La famille de Meryem Altun vivait en Angleterre. Elle aussi, vécut sept ans en Angleterre. Sept années durant lesquelles elle milita. Mais pour elle, rejoindre la lutte dans son pays était le plus important. Elle renonça donc à la culture et au pain de l’impérialisme pour son pays. Peu après son retour, elle tomba dans les mains de ses tortionnaires. Lisez ce qu’ils lui ont dit: Tu es jeune et belle. Tu as vécu en Angleterre. Pourquoi es-tu revenue alors que tu vivais là-bas? Ils (ses camarades) utilisent toujours des gens tout jeunes, comme toi … Tu risques ta peau pour rien. Si tu parles, si tu reconnais avoir commis ce que nous allons te dire et si tu nous permets de te venir en aide, tu pourras retourner auprès de tes parents… Ne te démène pas pour rien… Elle refusa la trahison. Elle préféra mettre sa jeunesse au service de l’indépendance, de la liberté, du socialisme, de son pays et de son peuple. Dans les salles de torture, elle apprit à mieux connaître sur le régime qui dirige son pays. Voici un extraît de ce qu’elle a vécu dans la salle de torture: « Ils m’ont dit : ‘Déshabille-toi’ . Je ne me suis pas déshabillée. J’ai alors été déshabillée de force et aspergée d’eau sous pression… Ensuite, j’ai été suspendue par les bras dans la pièce prévue pour cela. Ils ont essayé de me retirer mon pantalon. Je me suis débattue pour les en empêcher. Je leur ai crié : ‘Ordures’… Ils m’ont battue et m’ont insultée. Ils m’ont tour à tour aspergée d’eau froide et m’ont suspendue dans un va-et-vient incessant… Ils m’ont ensuite plongé la tête dans un seau plein de saletés. De temps en temps, ils me retiraient la tête en me demandant : assez ou encore… Ce fut un cycle interminable de suspension par les bras (pendaison palestinienne), d’eau froide, d’asphyxie dans de l’eau sale et de torture psychologique. J’ai été emmenée vers une autre pièce où j’ai été tabassée. Les vêtements que je portais étaient mouillés et je tremblais. Ils m’ont sommé de me déshabiller, puis se sont rués vers moi pour me retirer mes vêtements de force. Ils ont dit qu’ils me violeraient tout en faisant des attouchements. »

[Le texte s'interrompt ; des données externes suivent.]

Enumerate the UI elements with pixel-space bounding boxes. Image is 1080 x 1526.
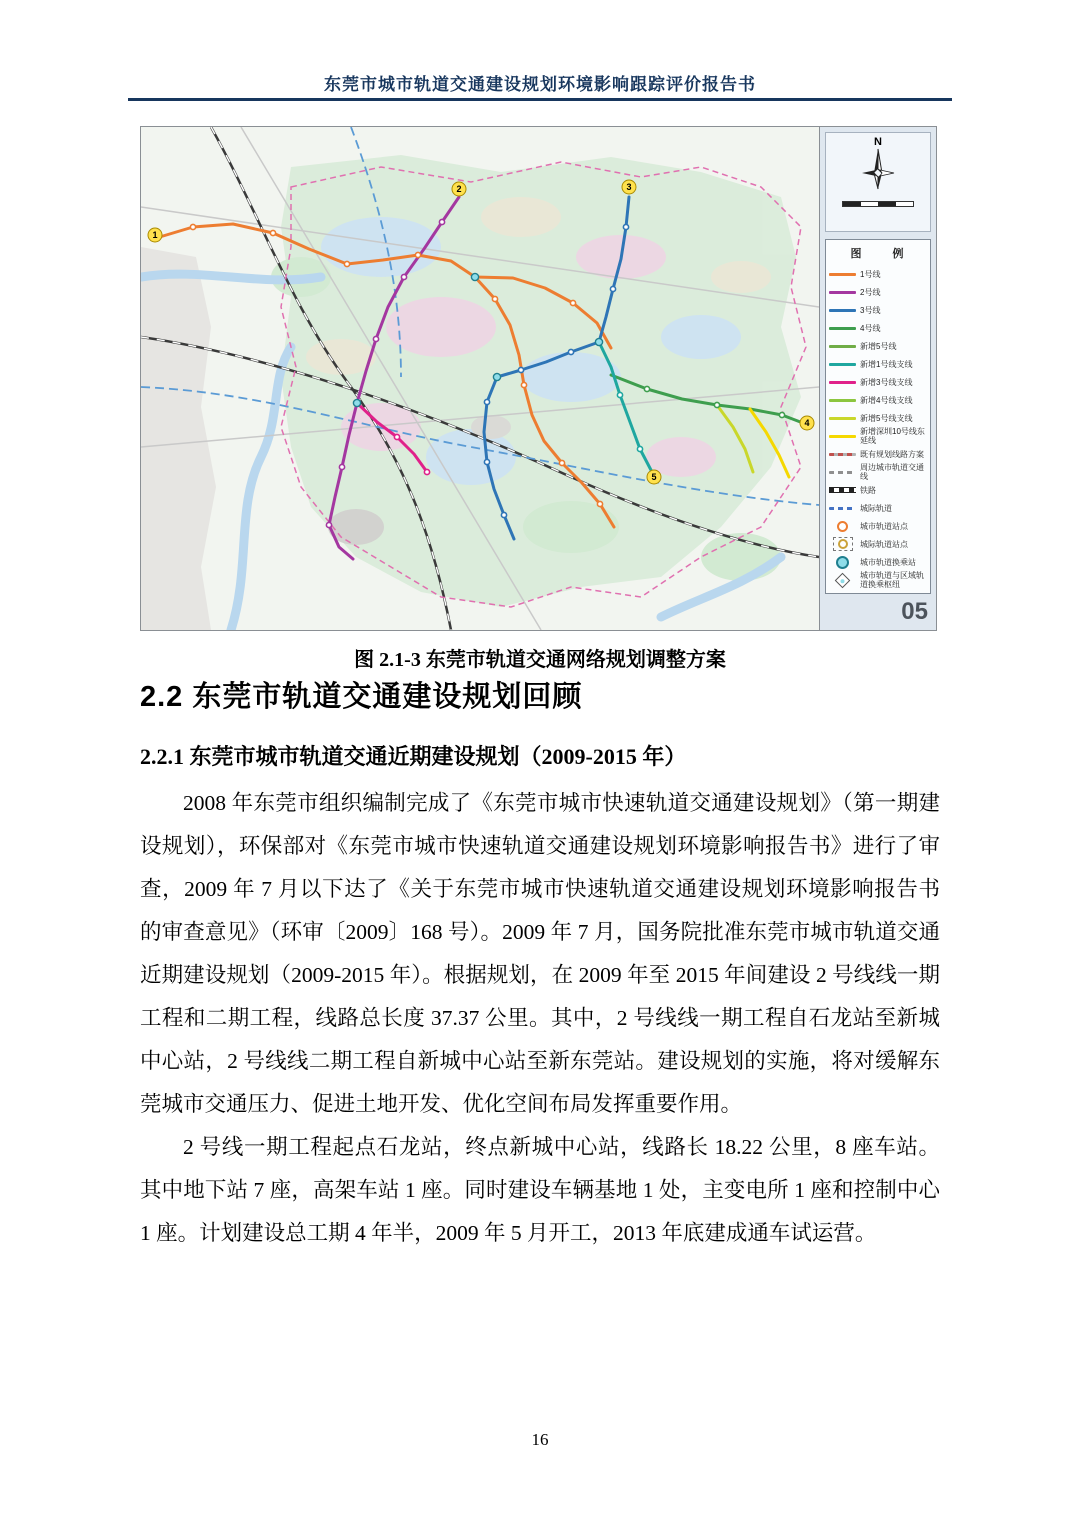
svg-text:4: 4 [804,418,810,428]
legend-swatch [829,487,856,493]
svg-text:3: 3 [626,182,632,192]
legend-swatch [829,309,856,312]
legend-swatch [829,291,856,294]
figure-map [140,126,937,631]
legend-swatch [829,399,856,402]
legend-item [829,409,927,427]
legend-item [829,535,927,553]
map-canvas [141,127,819,630]
legend-swatch [829,537,856,551]
legend-swatch [829,435,856,438]
body-paragraph: 2008 年东莞市组织编制完成了《东莞市城市快速轨道交通建设规划》（第一期建设规划），环保部对《东莞市城市快速轨道交通建设规划环境影响报告书》进行了审查，2009 年 7 月以下达了《关于东莞市城市快速轨道交通建设规划环境影响报告书的审查意见》（环审〔2009〕168 号）。2009 年 7 月，国务院批准东莞市城市轨道交通近期建设规划（2009-2015 年）。根据规划，在 2009 年至 2015 年间建设 2 号线线一期工程和二期工程，线路总长度 37.37 公里。其中，2 号线线一期工程自石龙站至新城中心站，2 号线线二期工程自新城中心站至新东莞站。建设规划的实施，将对缓解东莞城市交通压力、促进土地开发、优化空间布局发挥重要作用。 [140,791,940,1116]
legend-label: 城际轨道 [860,503,892,513]
svg-text:5: 5 [651,472,657,482]
legend-swatch [829,575,856,586]
legend-item [829,301,927,319]
legend-item [829,391,927,409]
legend-item [829,373,927,391]
legend-label: 2号线 [860,287,881,297]
svg-text:1: 1 [152,230,158,240]
legend-item [829,481,927,499]
legend-swatch [829,327,856,330]
legend-label: 城市轨道站点 [860,521,908,531]
legend-label: 新增1号线支线 [860,359,913,369]
legend-item [829,427,927,445]
header-rule [128,98,952,101]
legend-item [829,337,927,355]
map-terrain [271,155,801,607]
legend-label: 新增4号线支线 [860,395,913,405]
legend-label: 新增5号线 [860,341,897,351]
legend-label: 既有规划线路方案 [860,449,924,459]
figure-caption: 图 2.1-3 东莞市轨道交通网络规划调整方案 [354,649,726,671]
legend-swatch [829,273,856,276]
legend-item [829,445,927,463]
legend-label: 城市轨道与区域轨道换乘枢纽 [860,571,924,589]
legend-item [829,499,927,517]
legend-item [829,517,927,535]
legend-label: 周边城市轨道交通线 [860,463,924,481]
legend-item [829,355,927,373]
legend-label: 新增3号线支线 [860,377,913,387]
legend-swatch [829,345,856,348]
legend-item [829,283,927,301]
legend-label: 4号线 [860,323,881,333]
legend-panel [819,127,936,630]
page-number: 16 [531,1430,549,1449]
legend-swatch [829,471,856,474]
svg-text:2: 2 [456,184,462,194]
subsection-heading: 2.2.1 东莞市城市轨道交通近期建设规划（2009-2015 年） [140,744,687,769]
north-arrow [825,132,931,232]
legend-label: 3号线 [860,305,881,315]
legend-item [829,319,927,337]
legend-label: 城际轨道站点 [860,539,908,549]
legend-list [829,265,927,589]
legend-swatch [829,556,856,569]
legend-label: 新增深圳10号线东延线 [860,427,925,445]
legend-swatch [829,507,856,510]
legend-swatch [829,521,856,532]
body-text [140,782,940,1255]
legend-item [829,265,927,283]
legend-label: 铁路 [860,485,876,495]
legend-swatch [829,453,856,456]
body-paragraph: 2 号线一期工程起点石龙站，终点新城中心站，线路长 18.22 公里，8 座车站。其中地下站 7 座，高架车站 1 座。同时建设车辆基地 1 处，主变电所 1 座和控制中心 1 座。计划建设总工期 4 年半，2009 年 5 月开工，2013 年底建成通车试运营。 [140,1135,940,1245]
legend-label: 新增5号线支线 [860,413,913,423]
legend-label: 城市轨道换乘站 [860,557,916,567]
legend-label: 1号线 [860,269,881,279]
compass-n-label: N [874,136,882,148]
legend-swatch [829,381,856,384]
legend-item [829,571,927,589]
legend-box [825,239,931,594]
legend-item [829,463,927,481]
legend-title: 图 例 [850,248,914,260]
map-page-badge: 05 [901,598,928,625]
legend-swatch [829,363,856,366]
legend-swatch [829,417,856,420]
report-header: 东莞市城市轨道交通建设规划环境影响跟踪评价报告书 [324,75,756,94]
legend-item [829,553,927,571]
scale-bar [842,201,914,207]
map-svg [141,127,819,630]
section-heading: 2.2 东莞市轨道交通建设规划回顾 [140,681,583,713]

CES CHOSES SONT ARRIVEES DANS CE PAYS!

Ce n’est pas la police israélienne mais la police de la république de Turquie qui a agi ainsi.
A la tête de cette police, il n’y avait pas Sharon, mais des gens, tout aussi connus : Çiller et Ecevit. Voici ce qui arrive dans ce pays. Voici la source de la violence. Voici la source des actions fédaïnes. Les combattants fédaïnes sont les produits de ces terres, de ces circonstances. Le 21 juin 2000, notre camarade Meryem Altun dit ceci à la réunion des volontaires pour le Jeûne de la Mort: « Je suis prête à assumer toutes les missions durant cette résistance. Nous vaincrons mais cette victoire nécessitera un lourd tribut… Meryem Altun est née le 18 août 1976 à Istanbul ( mais inscrite sur le registre de l’état civil de la ville de Kayseri). Meryem Altun fréquenta le lycée d’Ümraniye ou elle commença à s’engager dans la lutte pour les droits et libertés, mais elle quitta le lycée en deuxième année. Son frère Kahraman Altun, était un combattant de Devrimci Sol (Gauche révolutionnaire). Il tomba en martyr à Izmir en 1991.

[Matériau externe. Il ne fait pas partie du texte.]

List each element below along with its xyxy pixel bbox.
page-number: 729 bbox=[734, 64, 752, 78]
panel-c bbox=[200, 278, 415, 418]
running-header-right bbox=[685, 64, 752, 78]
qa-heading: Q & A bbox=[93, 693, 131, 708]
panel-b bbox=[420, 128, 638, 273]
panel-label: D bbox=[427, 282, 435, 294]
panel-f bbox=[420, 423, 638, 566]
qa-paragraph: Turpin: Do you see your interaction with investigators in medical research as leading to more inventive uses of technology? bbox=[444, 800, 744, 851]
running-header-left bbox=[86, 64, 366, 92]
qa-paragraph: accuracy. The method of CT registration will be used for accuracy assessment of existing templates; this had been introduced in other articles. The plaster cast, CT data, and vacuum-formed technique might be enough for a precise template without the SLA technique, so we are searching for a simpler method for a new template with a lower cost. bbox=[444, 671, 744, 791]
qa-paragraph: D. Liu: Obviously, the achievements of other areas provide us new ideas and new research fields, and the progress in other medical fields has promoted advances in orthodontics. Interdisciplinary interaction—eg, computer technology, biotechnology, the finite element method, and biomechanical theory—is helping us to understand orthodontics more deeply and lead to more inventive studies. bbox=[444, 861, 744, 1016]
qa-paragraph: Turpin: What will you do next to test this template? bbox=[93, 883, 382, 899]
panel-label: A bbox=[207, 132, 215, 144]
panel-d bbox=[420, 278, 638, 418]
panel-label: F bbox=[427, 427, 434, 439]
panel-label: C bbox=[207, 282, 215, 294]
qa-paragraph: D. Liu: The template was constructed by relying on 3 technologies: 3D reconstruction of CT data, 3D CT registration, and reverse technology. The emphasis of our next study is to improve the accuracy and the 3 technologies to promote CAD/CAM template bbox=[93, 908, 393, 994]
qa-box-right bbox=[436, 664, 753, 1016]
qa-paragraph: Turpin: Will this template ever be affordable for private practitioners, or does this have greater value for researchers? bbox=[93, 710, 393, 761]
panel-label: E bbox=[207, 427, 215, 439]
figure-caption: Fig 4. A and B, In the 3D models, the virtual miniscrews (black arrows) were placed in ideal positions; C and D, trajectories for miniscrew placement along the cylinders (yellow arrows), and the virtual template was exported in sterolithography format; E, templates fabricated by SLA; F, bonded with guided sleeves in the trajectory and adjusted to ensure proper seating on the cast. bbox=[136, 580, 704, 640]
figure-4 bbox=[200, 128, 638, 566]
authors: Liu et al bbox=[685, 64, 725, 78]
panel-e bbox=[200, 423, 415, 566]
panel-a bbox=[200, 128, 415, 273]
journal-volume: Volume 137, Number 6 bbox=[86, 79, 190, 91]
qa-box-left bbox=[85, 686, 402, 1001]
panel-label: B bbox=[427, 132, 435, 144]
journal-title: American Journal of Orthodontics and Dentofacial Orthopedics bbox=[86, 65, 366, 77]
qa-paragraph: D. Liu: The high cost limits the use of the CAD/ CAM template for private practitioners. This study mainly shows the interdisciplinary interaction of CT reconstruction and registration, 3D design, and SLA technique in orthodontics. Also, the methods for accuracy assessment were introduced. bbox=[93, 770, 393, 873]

A la fin de l’année 1991, Meryem rejoignit sa famille à l’étranger. Elle vécut sept ans en Angleterre. Là aussi, elle s’engagea dans la lutte. Elle fut arrêtée à deux reprises et connut les cellules des prisons européennes pendant six mois. A la fin de l’année 1998, elle retourna au pays. Elle prit part à une unité armée pour se battre contre l’opression. Elle savait que les impérialistes et les partis de l’ordre établi n’allaient pas docilement offrir un pays où règnerait l’indépendance, la liberté, la dignité et la prospérité. Voici ce qu’elle écrivit un jour: La victoire ne nous sera pas offerte. Nous l’emporterons en résistant, en le payant de notre vie. Aujourd’hui, Meryem incarne l’esprit de sacrifice et la victoire tant désirée.